Well then, young Mr. Smith, are you accusing Mr. Goldson of concocting such a threatening scenario? Have you ever heard of Ydigoras Fuentes, Mr. Godfrey? What about Francisco Sagastume? Have you studied the Bay of Pigs invasion and do you understand its significance where the 1961 relationship between the United States and Guatemala was concerned? Have you read the Seventeen Proposals, Mr. Godfrey, and do you understand them? Mr. Price did say on the rostrum that he had read these seven times, and yet did not understand them.
The truth of the matter is that a large percentage of Belizeans believed in the 1960s that we needed Philip Goldson in the worst kind of way. This was, in fact, Mr. Goldson’s second episode of national heroism. He had first become a national hero when he helped to found the People’s United Party in 1950 and then served nine months in a British Honduras jail for sedition in 1951.
Godfrey Smith’s mean-spirited attack on Mr. Goldson because of the permanent residency problems in his Ministry of Immigration in the mid-1990s, exposes some kind of agenda. Mr.
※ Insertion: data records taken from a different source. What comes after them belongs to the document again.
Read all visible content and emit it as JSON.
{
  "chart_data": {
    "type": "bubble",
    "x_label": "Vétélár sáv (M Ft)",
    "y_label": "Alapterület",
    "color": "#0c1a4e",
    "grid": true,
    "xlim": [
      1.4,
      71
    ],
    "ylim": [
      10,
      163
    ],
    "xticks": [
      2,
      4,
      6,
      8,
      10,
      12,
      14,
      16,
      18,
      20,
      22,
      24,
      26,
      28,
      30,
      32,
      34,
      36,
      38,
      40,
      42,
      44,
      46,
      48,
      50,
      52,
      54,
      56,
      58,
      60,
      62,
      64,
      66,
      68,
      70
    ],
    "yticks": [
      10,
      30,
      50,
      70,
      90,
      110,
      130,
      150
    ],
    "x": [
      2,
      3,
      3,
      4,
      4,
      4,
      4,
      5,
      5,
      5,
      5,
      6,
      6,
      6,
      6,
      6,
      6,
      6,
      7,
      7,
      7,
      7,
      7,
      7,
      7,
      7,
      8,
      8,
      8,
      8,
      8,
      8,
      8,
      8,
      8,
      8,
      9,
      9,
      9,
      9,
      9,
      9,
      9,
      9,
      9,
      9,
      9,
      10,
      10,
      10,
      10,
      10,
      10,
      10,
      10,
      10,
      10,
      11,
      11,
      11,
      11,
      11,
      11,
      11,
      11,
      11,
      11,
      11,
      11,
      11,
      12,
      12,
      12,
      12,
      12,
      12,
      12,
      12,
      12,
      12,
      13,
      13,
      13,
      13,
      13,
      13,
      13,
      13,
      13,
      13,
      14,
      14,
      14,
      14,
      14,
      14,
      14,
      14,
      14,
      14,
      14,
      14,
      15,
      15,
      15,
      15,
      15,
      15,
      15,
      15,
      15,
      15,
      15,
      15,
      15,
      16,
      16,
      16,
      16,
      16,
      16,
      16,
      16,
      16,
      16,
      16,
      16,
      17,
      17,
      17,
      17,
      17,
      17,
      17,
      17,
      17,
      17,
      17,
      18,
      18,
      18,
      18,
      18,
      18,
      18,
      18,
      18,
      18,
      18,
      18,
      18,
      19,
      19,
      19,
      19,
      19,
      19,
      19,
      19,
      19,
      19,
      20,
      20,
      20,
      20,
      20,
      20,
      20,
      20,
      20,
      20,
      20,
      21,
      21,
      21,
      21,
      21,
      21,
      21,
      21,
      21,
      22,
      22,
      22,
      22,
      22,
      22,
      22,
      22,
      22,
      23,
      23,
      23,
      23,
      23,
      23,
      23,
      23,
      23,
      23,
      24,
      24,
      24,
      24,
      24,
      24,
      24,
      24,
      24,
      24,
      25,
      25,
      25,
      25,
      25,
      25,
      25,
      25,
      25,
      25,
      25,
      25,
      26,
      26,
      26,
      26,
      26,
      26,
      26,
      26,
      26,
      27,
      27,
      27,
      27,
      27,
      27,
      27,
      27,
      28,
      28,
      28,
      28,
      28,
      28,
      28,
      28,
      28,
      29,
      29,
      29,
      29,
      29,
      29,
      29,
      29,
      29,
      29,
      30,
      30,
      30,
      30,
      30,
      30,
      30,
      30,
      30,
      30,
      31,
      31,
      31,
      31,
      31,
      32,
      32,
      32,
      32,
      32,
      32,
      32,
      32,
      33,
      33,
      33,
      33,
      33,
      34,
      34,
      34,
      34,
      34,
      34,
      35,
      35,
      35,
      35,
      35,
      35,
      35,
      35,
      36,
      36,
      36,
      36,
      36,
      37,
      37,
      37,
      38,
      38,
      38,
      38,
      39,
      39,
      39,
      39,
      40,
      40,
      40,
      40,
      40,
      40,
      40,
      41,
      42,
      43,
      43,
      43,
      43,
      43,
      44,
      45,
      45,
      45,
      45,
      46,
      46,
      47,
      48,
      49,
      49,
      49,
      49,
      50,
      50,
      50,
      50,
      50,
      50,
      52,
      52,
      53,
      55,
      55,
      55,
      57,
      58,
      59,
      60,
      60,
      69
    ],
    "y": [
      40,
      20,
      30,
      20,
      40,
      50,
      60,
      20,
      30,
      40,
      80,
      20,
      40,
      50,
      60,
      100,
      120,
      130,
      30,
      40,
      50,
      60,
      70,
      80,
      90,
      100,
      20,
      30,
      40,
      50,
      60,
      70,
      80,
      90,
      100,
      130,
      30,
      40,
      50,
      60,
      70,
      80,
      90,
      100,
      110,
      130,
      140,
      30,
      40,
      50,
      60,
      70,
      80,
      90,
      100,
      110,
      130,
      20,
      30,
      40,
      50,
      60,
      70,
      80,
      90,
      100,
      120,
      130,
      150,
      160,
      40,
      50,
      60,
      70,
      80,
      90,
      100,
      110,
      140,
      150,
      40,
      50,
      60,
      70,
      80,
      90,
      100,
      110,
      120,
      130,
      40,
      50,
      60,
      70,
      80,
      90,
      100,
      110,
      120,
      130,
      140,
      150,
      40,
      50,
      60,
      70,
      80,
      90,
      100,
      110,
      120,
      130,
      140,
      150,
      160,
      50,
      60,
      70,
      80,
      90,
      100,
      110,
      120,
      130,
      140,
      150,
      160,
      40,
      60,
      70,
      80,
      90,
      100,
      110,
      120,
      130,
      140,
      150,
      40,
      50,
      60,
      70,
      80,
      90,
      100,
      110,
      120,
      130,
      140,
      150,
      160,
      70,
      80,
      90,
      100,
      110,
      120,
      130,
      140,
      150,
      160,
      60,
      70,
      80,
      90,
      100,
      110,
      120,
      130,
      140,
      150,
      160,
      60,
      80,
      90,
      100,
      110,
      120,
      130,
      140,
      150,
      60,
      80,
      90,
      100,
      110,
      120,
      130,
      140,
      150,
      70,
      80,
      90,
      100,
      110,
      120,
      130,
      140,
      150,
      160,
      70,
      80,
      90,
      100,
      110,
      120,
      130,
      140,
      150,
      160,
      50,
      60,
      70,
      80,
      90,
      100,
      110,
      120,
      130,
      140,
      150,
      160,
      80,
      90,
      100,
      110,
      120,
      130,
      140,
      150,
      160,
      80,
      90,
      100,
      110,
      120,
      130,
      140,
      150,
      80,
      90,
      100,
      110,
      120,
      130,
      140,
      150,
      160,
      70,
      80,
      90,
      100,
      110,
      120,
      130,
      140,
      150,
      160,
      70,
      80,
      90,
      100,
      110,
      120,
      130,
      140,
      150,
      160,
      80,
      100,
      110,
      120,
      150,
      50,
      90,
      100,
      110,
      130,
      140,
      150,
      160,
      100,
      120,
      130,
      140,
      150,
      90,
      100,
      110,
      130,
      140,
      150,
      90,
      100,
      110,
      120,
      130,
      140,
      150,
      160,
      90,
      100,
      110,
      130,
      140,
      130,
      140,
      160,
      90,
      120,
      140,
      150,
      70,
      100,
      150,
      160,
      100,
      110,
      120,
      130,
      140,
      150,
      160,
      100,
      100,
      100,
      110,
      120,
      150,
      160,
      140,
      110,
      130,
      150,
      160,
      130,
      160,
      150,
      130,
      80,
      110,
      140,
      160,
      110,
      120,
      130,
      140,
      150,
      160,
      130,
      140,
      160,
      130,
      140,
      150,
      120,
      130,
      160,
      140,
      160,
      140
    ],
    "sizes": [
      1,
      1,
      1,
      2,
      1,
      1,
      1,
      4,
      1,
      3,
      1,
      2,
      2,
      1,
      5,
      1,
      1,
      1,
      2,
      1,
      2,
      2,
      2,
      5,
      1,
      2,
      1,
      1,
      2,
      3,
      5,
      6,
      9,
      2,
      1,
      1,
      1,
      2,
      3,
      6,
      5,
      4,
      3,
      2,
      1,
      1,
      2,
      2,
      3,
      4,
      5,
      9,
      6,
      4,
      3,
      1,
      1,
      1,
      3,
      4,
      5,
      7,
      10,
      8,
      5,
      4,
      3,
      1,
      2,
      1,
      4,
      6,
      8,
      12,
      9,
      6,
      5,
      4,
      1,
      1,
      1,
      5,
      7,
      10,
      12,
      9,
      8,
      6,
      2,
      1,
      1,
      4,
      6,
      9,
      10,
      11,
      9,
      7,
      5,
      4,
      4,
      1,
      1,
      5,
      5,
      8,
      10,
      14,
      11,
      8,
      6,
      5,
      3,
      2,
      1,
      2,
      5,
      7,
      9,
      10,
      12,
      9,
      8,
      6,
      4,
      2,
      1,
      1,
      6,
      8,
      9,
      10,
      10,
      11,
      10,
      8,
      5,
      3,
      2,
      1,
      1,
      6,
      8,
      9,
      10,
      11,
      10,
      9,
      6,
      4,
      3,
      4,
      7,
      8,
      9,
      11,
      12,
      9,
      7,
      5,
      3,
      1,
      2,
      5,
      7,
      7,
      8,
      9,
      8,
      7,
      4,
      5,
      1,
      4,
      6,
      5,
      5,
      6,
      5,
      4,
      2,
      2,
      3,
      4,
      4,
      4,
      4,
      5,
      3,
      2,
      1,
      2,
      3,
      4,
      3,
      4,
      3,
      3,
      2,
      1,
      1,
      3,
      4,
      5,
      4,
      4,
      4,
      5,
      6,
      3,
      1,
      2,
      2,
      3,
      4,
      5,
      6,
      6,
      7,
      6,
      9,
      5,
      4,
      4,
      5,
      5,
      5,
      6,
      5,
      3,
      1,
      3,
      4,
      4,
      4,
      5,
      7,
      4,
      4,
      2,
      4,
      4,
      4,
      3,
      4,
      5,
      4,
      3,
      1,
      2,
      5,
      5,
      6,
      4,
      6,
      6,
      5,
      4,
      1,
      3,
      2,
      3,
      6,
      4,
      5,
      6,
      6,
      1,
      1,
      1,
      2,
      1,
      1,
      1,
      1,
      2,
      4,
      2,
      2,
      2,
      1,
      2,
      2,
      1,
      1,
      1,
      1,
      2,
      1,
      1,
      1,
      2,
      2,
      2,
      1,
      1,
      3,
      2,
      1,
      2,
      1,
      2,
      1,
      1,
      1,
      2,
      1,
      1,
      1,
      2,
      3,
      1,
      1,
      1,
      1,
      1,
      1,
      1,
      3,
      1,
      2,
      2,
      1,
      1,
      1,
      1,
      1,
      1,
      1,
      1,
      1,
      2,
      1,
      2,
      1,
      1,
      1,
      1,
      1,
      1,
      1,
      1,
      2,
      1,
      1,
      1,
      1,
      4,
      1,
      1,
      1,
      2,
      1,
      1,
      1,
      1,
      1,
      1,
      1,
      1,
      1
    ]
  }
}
Goldson was totally blind when he was victimized by those around him. You can argue that he should have already retired, but then whom would we have had to fight the Maritime Areas Act in 1991 when the UDP leadership was swallowing that petroleum package – hook, line and sinker?
At the end of his column, Mr. Smith returns on course when he finally begins to attack Prime Minister Barrow, Godfrey’s one time employer at the Barrow & Williams law firm. Too little, too late.
You are playing games, Mr. Smith. What did Mr. Goldson have to do with this exercise anyway? Why was his photograph prominently featured in the middle of the Belize Times’ version of your column? This was the real disrespect last week, the disrespect for the two-time national hero of Belize.